GSoC Red Hen Lab — Week 10
Pipeline for Multimodal Television Show Segmentation
Hi, welcome back! If you haven’t already read the introductory article based on the community bonding period then I strongly recommend you do so before continuing.
The main goal for this week is to implement and analyze the outputs from the clustering algorithm. The idea is to get this implemented as quickly as possible to further tune and optimize the algorithm down the line.
Throughout the week while working on the RNN-DBSCAN algorithm, I also started to ponder about what “my final product” would be. In my original proposal, my output from the second stage consists of metadata which includes the show number, start and stop time, show name, network name and prediction accuracy.

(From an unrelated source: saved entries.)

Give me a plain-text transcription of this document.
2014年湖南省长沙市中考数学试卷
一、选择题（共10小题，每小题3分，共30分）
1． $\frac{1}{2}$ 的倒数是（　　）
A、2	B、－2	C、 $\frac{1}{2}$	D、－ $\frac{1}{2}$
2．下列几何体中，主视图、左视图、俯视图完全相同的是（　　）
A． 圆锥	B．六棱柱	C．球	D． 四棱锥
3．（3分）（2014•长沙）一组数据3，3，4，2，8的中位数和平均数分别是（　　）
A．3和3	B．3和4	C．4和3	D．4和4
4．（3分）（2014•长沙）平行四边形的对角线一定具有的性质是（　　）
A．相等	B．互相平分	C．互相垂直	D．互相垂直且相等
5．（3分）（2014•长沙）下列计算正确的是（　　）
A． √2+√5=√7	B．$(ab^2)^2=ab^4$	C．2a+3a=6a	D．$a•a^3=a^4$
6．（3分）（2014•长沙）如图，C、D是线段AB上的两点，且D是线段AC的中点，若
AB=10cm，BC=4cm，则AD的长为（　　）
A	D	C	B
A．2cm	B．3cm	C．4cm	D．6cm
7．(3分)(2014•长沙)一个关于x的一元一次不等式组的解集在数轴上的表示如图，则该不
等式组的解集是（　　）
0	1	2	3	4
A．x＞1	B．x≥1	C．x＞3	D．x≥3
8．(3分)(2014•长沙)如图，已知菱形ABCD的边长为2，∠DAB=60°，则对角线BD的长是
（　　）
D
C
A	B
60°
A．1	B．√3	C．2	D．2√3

While approaching the end of the GSoC timeline, I’m carefully analyzing what I can get done and produce as my final output.
Goals for the week
- Implement the RNN-DBSCAN algorithm for clustering
- Tune the RNN-DBSCAN N Neighbors parameter
- Analyze performance of RNN-DBSCAN
Work Done
First things first, I started the week off strong by implementing the RNN-DBSCAN using the sklearn-ann library built by Frankie. Around the start of the week, I had about 1.4 million image features which were being fed as input to the clustering algorithm. The screenshot below shows the shape of input which is fed to the RNN-DBSCAN.

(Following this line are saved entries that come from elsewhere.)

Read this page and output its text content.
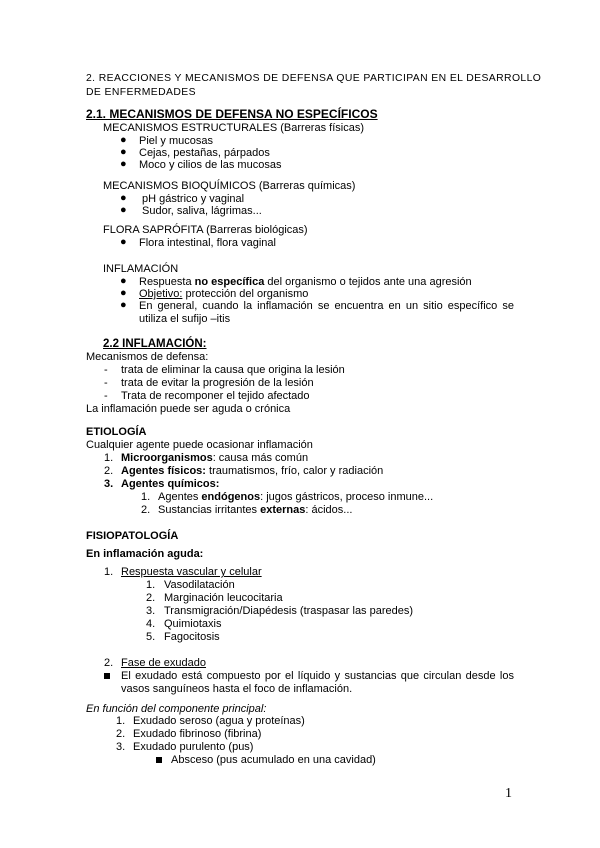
2. REACCIONES Y MECANISMOS DE DEFENSA QUE PARTICIPAN EN EL DESARROLLO
DE ENFERMEDADES
2.1. MECANISMOS DE DEFENSA NO ESPECÍFICOS
MECANISMOS ESTRUCTURALES (Barreras físicas)
● Piel y mucosas
● Cejas, pestañas, párpados
● Moco y cilios de las mucosas
MECANISMOS BIOQUÍMICOS (Barreras químicas)
● pH gástrico y vaginal
● Sudor, saliva, lágrimas...
FLORA SAPRÓFITA (Barreras biológicas)
● Flora intestinal, flora vaginal
INFLAMACIÓN
● Respuesta no específica del organismo o tejidos ante una agresión
● Objetivo: protección del organismo
● En general, cuando la inflamación se encuentra en un sitio específico se
utiliza el sufijo –itis
2.2 INFLAMACIÓN:
Mecanismos de defensa:
- trata de eliminar la causa que origina la lesión
- trata de evitar la progresión de la lesión
- Trata de recomponer el tejido afectado
La inflamación puede ser aguda o crónica
ETIOLOGÍA
Cualquier agente puede ocasionar inflamación
1. Microorganismos: causa más común
2. Agentes físicos: traumatismos, frío, calor y radiación
3. Agentes químicos:
1. Agentes endógenos: jugos gástricos, proceso inmune...
2. Sustancias irritantes externas: ácidos...
FISIOPATOLOGÍA
En inflamación aguda:
1. Respuesta vascular y celular
1. Vasodilatación
2. Marginación leucocitaria
3. Transmigración/Diapédesis (traspasar las paredes)
4. Quimiotaxis
5. Fagocitosis
2. Fase de exudado
El exudado está compuesto por el líquido y sustancias que circulan desde los
vasos sanguíneos hasta el foco de inflamación.
En función del componente principal:
1. Exudado seroso (agua y proteínas)
2. Exudado fibrinoso (fibrina)
3. Exudado purulento (pus)
Absceso (pus acumulado en una cavidad)
1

Initially, I had a few issues loading in this large amount of data onto memory. To combat the problem I loaded in the array and saved it as a npy file. Then I reloaded the newly made npy file using the mmap mode. These Memory-mapped files are very convenient since they used for accessing small segments of large files on disk, without reading the entire file into memory. The speed up in loading the input data after this implementation was substantial. It also helped eliminate the Bus Error I was getting while executing the clustering algorithm.

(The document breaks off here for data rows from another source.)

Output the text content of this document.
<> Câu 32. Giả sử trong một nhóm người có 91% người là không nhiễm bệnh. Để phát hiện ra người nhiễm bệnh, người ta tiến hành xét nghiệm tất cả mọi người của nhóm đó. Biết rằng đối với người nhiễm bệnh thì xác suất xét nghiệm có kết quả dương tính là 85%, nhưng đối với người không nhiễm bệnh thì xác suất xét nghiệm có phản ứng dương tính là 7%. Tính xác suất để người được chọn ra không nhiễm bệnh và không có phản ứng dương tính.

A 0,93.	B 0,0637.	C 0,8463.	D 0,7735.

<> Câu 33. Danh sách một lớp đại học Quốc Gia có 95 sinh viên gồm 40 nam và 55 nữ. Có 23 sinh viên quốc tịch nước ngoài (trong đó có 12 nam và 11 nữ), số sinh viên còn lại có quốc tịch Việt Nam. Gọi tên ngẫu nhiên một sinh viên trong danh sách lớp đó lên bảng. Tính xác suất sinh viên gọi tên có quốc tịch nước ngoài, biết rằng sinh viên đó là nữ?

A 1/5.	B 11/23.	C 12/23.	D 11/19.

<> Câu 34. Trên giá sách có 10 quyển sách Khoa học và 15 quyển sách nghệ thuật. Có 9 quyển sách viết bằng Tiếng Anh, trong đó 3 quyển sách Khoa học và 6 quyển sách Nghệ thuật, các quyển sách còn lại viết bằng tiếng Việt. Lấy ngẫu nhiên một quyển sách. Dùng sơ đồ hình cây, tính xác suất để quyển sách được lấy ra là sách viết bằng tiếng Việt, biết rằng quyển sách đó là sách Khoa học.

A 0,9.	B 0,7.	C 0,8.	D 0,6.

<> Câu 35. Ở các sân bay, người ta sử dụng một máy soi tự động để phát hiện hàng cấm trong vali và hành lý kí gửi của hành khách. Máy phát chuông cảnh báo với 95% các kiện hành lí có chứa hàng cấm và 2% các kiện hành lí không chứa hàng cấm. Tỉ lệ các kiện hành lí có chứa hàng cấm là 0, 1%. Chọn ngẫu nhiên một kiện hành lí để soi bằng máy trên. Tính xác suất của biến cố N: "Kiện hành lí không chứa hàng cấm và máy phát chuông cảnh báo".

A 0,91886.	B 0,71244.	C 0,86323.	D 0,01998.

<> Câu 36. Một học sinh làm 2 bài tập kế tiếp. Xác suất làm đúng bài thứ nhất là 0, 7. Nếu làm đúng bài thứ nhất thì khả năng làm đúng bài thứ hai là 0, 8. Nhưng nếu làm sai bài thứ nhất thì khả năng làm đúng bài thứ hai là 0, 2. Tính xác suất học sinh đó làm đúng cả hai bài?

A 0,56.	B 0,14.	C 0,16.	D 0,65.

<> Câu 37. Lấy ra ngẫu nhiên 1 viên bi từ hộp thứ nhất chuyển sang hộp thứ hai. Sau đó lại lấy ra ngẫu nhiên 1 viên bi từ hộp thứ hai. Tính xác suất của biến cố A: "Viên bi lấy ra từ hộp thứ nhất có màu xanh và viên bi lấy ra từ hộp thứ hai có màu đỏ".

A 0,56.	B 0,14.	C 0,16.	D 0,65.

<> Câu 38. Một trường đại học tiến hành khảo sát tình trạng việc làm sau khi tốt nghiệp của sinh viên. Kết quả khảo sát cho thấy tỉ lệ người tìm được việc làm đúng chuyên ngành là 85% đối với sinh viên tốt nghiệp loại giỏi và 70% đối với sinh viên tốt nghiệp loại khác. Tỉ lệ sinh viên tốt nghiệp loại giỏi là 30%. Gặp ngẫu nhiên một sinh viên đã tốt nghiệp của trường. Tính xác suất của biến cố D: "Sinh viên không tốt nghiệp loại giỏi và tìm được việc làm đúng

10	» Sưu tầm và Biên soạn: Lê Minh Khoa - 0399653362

With the mmap implementation, the clustering code was working smoothly. It’s performance however is quite complex. It would take over 12 hours to run on 1.4 million files. For that reason, I decided to tune the N neighbors parameter using a smaller subset. To ensure that the subset chosen reflects the population I took all the files on the same day across one year. The output of the clustering algorithm is shown below.
Conclusion
This week I was able to successfully get the RNN-DBSCAN algorithm implemented and working on the features extracted from the stage-1 of the pipeline. This marks the end of week 10 which means that there’s only two more weeks left in Google Summer of Code! Although I’m fairly on track with my proposal, I’m a bit sad that the program is coming to an end soon.
Next week I’ll be exploring ways to filter and improve the clustering performance. As observed from the screenshot provided, the Silhouette coefficient score is 0.106 which is quite low. I believe this is due to the fact that there may be a lot of insignificant points within the input data.
In the following weeks, I’ll also have to be very clear and coherent on what my end output is. I’ll have to perform sufficient performance analysis on the pipeline I’ve built to ensure that this is a tool which is useful for the UCLA team.